Development Tips : What happens when you mess with hashing - sympy/sympy GitHub Wiki

This is based on a message from Aaron Meurer on the mailing list

Python expects a few invariants with regard to hashing, but it does not enforce them. In particular, it expects that:

  • The hash of an object does not change across the object's lifetime (in other words, a hashable object should be immutable).

  • a == b implies hash(a) == hash(b) (note that the reverse might not hold in the case of a hash collision).

So let's look at what happens when these rules are broken. First, let's create an object with __hash__, and try changing the hash across the object's lifetime.

>>> class Bad(object): 
...     def __init__(self, arg): 
...         self.arg = arg 
...     def __hash__(self): 
...         return hash(self.arg) 
... 
>>> Bad(1) 
<__main__.Bad object at ...> 
>>> hash(Bad(1)) 
1 
>>> a = Bad(1) 
>>> b = {a:1} 
>>> a.arg = 2 
>>> hash(a) 
2 
>>> b[a] 
Traceback (most recent call last):
...
KeyError: <__main__.Bad object at ...>

Here, we implicitly changed the hash of a by mutating the argument of a that is used to compute the hash. As a result, the object is no longer found in a dictionary, which uses the hash to find the object.

Note that Python doesn't prevent me from doing this. I could make it if I want, by making __setattr__ raise AttributeError, but even then I could forcibly change it by modifying the object's __dict__. This is what is meant when we say that Python is a "consenting adults" language.

Now let's look at the second point. Bad things also happen if we change the object, but keep the hash the same:

class Bad2(object): 
    def __init__(self, arg): 
        self.arg = arg 
        self.hash_cache = None 
    def __hash__(self): 
        if self.hash_cache is None: 
            self.hash_cache = hash(self.arg) 
        return self.hash_cache 
    def __eq__(self, other): 
        if not isinstance(other, Bad2): 
            return False 
        return self.arg == other.arg 

(this is the pattern used by SymPy's Basic, by the way)

Here we see that finding the key in a dictionary still works:

>>> a = Bad2(1) 
>>> b = Bad2(2) 
>>> d = {b:2} 
>>> b.arg = 1 
>>> hash(b) 
2 
>>> d[b] 
2 

but it no longer keeps the invariant that sets (and dicts) keep unique objects (keys):

>>> a = Bad2(1) 
>>> b = Bad2(2) 
>>> hash(a) 
1 
>>> hash(b) 
2 
>>> b.arg = 1 
>>> a == b 
True 
>>> hash(a) == hash(b) 
False 
>>> set([a, b]) 
set([<__main__.Bad2 object at ...>, <__main__.Bad2 object at ...>]) 

and this can lead to very subtle issues. For example, look what happens when I don't compute the hash before changing the object:

>>> a = Bad2(1) 
>>> b = Bad2(2) 
>>> b.arg = 1 
>>> a == b 
True 
>>> hash(a) == hash(b) 
True 
>>> set([a, b]) 
set([<__main__.Bad2 object at ...>]) 

This time, the set contains one element!

So, yes, Python won't enforce it, but if you don't follow the rule that hash(object) remains the same for the lifetime of object and that a == b implies hash(a) == hash(b), then you will run into very subtle issues, because very basic Python operations expect these invariants.

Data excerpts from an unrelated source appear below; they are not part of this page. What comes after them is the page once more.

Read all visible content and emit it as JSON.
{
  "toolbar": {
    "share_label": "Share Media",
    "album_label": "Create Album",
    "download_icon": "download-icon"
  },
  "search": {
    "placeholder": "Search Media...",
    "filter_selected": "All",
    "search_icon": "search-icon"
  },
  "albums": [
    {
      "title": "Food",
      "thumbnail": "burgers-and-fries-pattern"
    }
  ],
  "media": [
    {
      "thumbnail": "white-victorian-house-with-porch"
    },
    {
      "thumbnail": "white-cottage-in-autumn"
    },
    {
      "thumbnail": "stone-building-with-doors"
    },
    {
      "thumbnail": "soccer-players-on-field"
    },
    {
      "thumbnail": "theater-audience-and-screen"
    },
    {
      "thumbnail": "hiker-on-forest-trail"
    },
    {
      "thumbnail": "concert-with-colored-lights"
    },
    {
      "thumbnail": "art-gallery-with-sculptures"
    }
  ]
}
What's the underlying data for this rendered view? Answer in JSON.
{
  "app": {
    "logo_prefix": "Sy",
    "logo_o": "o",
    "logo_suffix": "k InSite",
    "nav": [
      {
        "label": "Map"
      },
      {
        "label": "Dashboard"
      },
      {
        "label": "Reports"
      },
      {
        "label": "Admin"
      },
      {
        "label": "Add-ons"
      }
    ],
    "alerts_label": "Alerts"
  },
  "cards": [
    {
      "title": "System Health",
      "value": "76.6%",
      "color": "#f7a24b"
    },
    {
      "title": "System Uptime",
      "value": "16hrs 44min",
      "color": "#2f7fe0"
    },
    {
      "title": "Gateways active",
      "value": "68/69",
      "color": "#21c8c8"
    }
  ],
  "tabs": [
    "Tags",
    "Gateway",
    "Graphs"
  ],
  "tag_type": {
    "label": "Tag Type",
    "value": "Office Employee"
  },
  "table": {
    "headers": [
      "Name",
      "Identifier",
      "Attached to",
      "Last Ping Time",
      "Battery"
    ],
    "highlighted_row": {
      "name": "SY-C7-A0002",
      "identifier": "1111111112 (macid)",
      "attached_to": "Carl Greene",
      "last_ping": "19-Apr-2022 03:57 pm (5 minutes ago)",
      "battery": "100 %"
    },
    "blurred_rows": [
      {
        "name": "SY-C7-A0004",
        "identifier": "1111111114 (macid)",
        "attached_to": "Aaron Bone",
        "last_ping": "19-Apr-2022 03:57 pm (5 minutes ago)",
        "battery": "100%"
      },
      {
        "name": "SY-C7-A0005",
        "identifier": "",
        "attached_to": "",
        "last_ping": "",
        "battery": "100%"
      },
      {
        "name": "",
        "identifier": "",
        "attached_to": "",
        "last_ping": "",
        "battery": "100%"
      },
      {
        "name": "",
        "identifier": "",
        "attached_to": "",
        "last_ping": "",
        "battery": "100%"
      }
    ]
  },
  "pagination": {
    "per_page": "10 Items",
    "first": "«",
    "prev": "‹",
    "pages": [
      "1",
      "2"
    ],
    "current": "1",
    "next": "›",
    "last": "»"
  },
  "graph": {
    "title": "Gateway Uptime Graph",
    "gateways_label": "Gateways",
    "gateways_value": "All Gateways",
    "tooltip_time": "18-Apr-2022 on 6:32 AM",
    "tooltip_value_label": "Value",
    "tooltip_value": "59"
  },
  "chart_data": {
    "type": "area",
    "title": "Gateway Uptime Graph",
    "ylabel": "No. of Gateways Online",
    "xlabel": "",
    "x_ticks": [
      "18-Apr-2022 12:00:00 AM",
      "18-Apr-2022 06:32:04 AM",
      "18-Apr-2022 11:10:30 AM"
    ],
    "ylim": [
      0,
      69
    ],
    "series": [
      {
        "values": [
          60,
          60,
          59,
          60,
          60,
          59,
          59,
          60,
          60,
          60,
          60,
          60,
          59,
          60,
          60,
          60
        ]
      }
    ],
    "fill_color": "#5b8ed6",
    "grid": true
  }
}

If you want to be able to mutate an object's properties, you have two options. First, make the object unhashable (make __hash__ raise TypeError). You won't be able to use it in sets or as keys to a dictionary, but you will be free to change the object in place however you want.

A second option is to make all mutable properties non-dependent on hashing or equality testing. This option works well if you just want to cache some internal state that doesn't inherently change the object. Both __eq__ and __hash__ should remain unchanged by changes to this state. You may also want to make sure you use proper getters and setters to prevent modification of internal state that equality testing and hashing does depend on.